There are now video solutions that use machine learning to continually refine what is important to fleets, a trend that has continued to grow in the video telematics space. In the olden times, fleets would only capture video, for example, during a hard braking or swerving event, but today with artificial intelligence, it’s able to identify things like stop signs or maybe that the truck continues going moving and doesn’t stop at the sign—and it captures video of that event for a coaching opportunity.
As algorithms become more complex and artificial intelligence becomes smarter, insight into your drivers’ behavior and habits will become more actionable. These systems are now actually moving beyond object detection and behavior detection and moving toward action detection. Action detection is what the human brain does really well and computers, a lot of the time, tend to do poorly.

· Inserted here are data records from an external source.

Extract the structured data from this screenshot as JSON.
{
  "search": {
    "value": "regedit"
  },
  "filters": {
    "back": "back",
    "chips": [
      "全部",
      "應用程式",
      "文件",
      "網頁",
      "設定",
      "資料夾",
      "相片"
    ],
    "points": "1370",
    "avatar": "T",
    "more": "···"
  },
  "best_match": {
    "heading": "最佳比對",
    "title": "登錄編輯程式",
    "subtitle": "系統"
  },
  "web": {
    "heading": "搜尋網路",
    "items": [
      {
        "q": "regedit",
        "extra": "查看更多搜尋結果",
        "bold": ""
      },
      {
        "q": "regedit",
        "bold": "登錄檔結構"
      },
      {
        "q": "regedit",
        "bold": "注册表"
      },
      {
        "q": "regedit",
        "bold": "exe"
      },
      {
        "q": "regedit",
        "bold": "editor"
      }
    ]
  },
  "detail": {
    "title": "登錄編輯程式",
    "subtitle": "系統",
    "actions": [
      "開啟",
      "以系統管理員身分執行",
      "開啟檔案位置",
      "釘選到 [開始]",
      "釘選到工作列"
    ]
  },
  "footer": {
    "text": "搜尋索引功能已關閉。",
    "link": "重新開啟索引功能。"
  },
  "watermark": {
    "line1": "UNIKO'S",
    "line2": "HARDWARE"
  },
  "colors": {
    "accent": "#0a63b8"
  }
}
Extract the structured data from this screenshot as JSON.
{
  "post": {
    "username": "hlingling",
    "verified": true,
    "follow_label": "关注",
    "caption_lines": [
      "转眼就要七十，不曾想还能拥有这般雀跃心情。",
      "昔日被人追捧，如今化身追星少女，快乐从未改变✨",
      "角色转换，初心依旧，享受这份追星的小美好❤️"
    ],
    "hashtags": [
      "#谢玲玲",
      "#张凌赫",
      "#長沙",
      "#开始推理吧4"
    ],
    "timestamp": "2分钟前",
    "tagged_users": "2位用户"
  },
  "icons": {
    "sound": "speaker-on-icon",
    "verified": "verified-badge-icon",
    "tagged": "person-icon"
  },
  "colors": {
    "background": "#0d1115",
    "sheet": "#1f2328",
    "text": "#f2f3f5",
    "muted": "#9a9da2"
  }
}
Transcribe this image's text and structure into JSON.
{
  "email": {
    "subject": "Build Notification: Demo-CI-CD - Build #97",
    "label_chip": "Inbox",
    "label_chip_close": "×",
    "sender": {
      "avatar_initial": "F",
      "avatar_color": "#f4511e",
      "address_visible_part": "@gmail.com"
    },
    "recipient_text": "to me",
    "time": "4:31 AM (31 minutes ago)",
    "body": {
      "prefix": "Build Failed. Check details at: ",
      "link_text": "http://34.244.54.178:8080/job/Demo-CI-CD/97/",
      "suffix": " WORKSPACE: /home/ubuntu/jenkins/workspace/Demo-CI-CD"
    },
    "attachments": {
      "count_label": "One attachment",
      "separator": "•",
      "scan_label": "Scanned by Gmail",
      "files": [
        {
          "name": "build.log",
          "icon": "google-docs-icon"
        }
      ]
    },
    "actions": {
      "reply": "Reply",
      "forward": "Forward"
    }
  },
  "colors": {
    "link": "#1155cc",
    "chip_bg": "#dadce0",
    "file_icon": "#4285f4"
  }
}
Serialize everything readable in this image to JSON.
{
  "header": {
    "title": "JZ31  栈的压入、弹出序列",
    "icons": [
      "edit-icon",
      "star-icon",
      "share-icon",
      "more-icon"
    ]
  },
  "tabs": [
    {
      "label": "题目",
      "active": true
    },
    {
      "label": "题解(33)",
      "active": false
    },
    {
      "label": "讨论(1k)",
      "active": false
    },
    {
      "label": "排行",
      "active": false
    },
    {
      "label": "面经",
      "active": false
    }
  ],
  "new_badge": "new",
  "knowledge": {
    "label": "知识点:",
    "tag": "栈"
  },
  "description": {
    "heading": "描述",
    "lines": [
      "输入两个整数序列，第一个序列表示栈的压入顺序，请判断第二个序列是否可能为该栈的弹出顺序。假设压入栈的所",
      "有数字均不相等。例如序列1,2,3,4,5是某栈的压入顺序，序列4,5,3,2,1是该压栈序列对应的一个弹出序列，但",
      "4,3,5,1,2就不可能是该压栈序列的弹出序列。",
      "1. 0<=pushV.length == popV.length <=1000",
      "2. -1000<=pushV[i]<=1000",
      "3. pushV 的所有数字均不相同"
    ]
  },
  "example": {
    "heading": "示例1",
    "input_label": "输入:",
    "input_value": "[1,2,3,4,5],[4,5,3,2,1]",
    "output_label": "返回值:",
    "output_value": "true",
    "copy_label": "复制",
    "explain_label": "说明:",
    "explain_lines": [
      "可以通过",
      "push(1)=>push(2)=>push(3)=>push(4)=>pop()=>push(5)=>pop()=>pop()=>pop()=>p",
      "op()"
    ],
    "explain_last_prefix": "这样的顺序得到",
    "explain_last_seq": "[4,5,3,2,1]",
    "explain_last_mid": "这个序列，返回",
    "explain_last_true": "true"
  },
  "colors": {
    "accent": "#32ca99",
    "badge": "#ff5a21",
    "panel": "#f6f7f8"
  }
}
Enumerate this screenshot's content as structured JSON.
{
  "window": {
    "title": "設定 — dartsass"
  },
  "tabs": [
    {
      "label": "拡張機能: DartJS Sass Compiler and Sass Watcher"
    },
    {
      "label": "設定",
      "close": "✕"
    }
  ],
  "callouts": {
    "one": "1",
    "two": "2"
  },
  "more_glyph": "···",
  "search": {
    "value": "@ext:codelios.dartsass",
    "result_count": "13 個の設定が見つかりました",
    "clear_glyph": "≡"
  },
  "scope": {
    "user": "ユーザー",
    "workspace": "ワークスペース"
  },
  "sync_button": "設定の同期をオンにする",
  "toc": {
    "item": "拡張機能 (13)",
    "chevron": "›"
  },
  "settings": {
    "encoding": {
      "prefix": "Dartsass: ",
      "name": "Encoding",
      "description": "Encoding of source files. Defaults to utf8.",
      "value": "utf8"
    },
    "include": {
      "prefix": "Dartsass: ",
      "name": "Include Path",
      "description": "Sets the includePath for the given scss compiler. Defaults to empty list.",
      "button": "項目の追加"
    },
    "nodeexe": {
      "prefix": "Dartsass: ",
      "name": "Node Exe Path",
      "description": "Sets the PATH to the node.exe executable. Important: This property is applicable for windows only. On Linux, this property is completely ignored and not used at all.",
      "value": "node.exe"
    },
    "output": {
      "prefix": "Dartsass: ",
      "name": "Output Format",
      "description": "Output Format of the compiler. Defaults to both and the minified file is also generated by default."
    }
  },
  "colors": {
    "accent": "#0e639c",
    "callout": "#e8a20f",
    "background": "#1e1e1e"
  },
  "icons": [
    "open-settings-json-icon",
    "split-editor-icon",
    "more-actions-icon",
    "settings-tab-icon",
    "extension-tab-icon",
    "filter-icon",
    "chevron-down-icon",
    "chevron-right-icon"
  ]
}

So, for example, if you see a video of a car cutting off a truck, your awesome human brain thinks, “What a jerk!” Show that same video to a computer, most of the time the analysis is frame by frame. It says, ‘Nothing’s in front of me’ for a while, then, all of a sudden, ‘Something’s in front of me’ and that’s all of the information you get.
With action detection, instead of analyzing data frame by frame, these cameras analyze and compare data across a time horizon. So now we see that everything was clear, the truck was maintaining the proper following distance, and then something imposed itself in front of the truck, rather than the truck running up on the car in front of it.
This is important because action detection will lead these companies in the direction to develop algorithms that can then recommend the right coaching plan, where A.I. will actually inform the fleet manager what the context of a video means for that driver’s behavior.